I am back at Levy after a week or so in DC. Interesting meetings with Fed, Treasury and FDIC. They sure did not have high regards for the Volcker rule – which is sort of old news. The news are currently filled with news about Europe, but reading some of Paul Krugman’s older posts today on what Very Serious Persons said before the crisis, I found this hilarious quote from a 2005 speech by Greenspan:
Historically, banks have been at the forefront of financial intermediation, in part because their ability to leverage offers an efficient source of funding. But in periods of severe financial stress, such leverage too often brought down banking institutions and, in some cases, precipitated financial crises that led to recession or worse. But recent regulatory reform, coupled with innovative technologies, has stimulated the development of financial products, such as asset-backed securities, collateral loan obligations, and credit default swaps, that facilitate the dispersion of risk.
Conceptual advances in pricing options and other complex financial products, along with improvements in computer and telecommunications technologies, have significantly lowered the costs of, and expanded the opportunities for, hedging risks that were not readily deflected in earlier decades. The new instruments of risk dispersal have enabled the largest and most sophisticated banks, in their credit-granting role, to divest themselves of much credit risk by passing it to institutions with far less leverage. Insurance companies, especially those in reinsurance, pension funds, and hedge funds continue to be willing, at a price, to supply credit protection.
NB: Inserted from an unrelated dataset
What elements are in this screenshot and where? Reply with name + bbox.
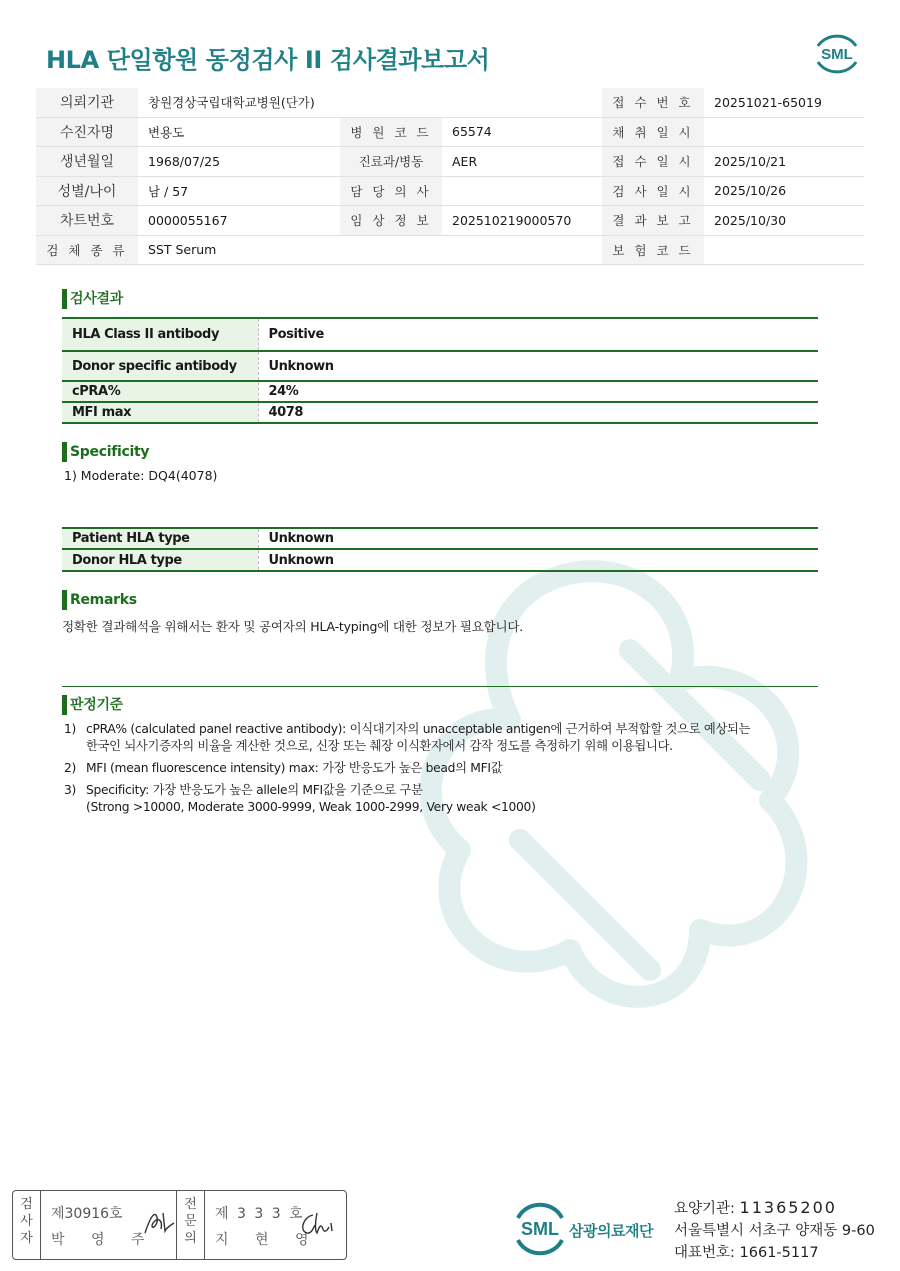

These increasingly complex financial instruments have contributed to the development of a far more flexible, efficient, and hence resilient financial system than the one that existed just a quarter-century ago.
This may look amazing today, as we have been through AIG, Lehman, Citi, and the rest. But the truth of the matter is that many, if not most policymakers (at least central bankers) at the time believed in this free market, flexible economy paradigm.
Krugman’s story reminded me of an IMF report back in 2005 that discussed financial stability issues and the need to educated the household sector so that they could take a more direct responsibility for their own financial future (read: manage their debt). Quote:
During the last 20 years or so, policymakers and standard setters in many industrialized countries have successfully implemented policies designed to improve the resiliency and stability of systemically important institutions, such as banks. To differing degrees, similar policies have been or are being designed to do the same with regard to insurers and, more importantly, to public and private pension systems. In numerous countries, in response to many of the public and private actions to de-risk banks, insurers, and pensions discussed in this and previous issues
of the GFSR, the financial risk profile of households is likely to be changing at this time. Overall, there has been a transfer of financial risk over a number of years, away from the banking sector to nonbanking sectors, be they financial or the household sector. This dispersion of risk has made the financial system more resilient, not the least because the household sector is acting more as a “shock absorber of last resort.” But at the same time, these new recipients of financial risks must learn how to manage the newly acquired risks.
OK, “made the system more resilient by transferring risk to non-bank sector”! Well, it turned out that risk transfer did not really make the system much more stable. And if you happen to be left in the household sector, your net worth (consolidated with your pension and insurance funds) have taken a real beating so far.
If anything, this should make some VSP (Very Serious Persons) a bit more humble about risk transfers and financial stability?